By 1965, Willowbrook housed over 6,000 mentally disabled children, despite having a maximum capacity of 4,000. Senator Robert Kennedy toured the institution in 1965 and proclaimed that individuals in the overcrowded facility were "living in filth and dirt, their clothing in rags, in rooms less comfortable and cheerful than the cages in which we put animals in a zoo" and offered a series of recommendations for improving conditions.[4] Although the hepatitis study had been discontinued, the residential school's reputation was that of a warehouse for New York City's mentally disabled children, many of whom were presumably abandoned there by their families, foster care agencies or other systems designed to care for them. Donna J. Stone, an advocate for mentally disabled children as well as victims of child abuse, gained access to the school by posing as a recent social work graduate. She then shared her observations with members of the press.[5]
A series of articles in local newspapers, including the Staten Island Advance and the Staten Island Register, described the crowded, filthy living conditions at Willowbrook, and the negligent treatment of some of its residents.

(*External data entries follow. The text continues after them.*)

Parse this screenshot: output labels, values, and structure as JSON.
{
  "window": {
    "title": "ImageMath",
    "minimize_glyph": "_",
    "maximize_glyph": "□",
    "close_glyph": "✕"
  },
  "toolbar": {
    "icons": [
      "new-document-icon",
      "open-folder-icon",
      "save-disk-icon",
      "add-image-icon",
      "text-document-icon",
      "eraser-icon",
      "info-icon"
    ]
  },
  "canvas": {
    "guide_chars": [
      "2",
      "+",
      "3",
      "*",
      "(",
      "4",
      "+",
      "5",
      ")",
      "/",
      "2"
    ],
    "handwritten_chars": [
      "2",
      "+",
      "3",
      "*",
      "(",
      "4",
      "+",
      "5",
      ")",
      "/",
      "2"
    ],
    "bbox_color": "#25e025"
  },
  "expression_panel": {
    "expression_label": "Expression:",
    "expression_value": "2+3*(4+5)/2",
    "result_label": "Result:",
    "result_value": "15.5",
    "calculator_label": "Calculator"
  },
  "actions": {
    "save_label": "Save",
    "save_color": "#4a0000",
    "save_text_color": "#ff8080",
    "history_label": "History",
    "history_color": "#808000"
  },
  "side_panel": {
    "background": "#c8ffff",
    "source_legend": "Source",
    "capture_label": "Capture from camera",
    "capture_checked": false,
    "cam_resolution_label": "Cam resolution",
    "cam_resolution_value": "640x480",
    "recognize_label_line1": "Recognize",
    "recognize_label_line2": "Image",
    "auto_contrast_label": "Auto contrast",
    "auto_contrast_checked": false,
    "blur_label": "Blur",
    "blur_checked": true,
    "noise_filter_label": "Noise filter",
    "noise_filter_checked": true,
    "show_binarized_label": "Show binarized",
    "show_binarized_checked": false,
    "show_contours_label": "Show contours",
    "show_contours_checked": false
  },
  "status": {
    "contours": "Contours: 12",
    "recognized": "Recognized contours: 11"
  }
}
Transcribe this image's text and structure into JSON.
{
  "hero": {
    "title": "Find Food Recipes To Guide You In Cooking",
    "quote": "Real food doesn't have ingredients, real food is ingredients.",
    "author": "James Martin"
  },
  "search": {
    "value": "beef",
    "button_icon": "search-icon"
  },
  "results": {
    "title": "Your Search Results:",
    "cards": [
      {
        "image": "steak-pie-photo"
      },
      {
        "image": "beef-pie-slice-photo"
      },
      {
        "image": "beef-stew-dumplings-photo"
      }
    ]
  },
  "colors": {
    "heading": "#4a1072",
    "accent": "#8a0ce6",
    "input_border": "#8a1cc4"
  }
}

Shortly thereafter, in early 1972, Geraldo Rivera, then an investigative reporter for WABC-TV in New York, conducted a series of investigations at Willowbrook uncovering a host of deplorable conditions, including overcrowding, inadequate sanitary facilities, and physical and sexual abuse of residents by members of the school's staff. The exposé, entitled Willowbrook: The Last Disgrace, garnered national attention and won a Peabody Award for Rivera.[6] Rivera later appeared on the nationally televised Dick Cavett Show with film of patients at the school.
As a result of the overcrowding, a class-action lawsuit was filed against the State of New York in federal court on March 17, 1972. A settlement in the case was reached on May 5, 1975, mandating reforms at the site, but several years would pass before all of the violations were corrected. The publicity generated by the case was a major contributing factor to the passage of a federal law, the Civil Rights of Institutionalized Persons Act of 1980."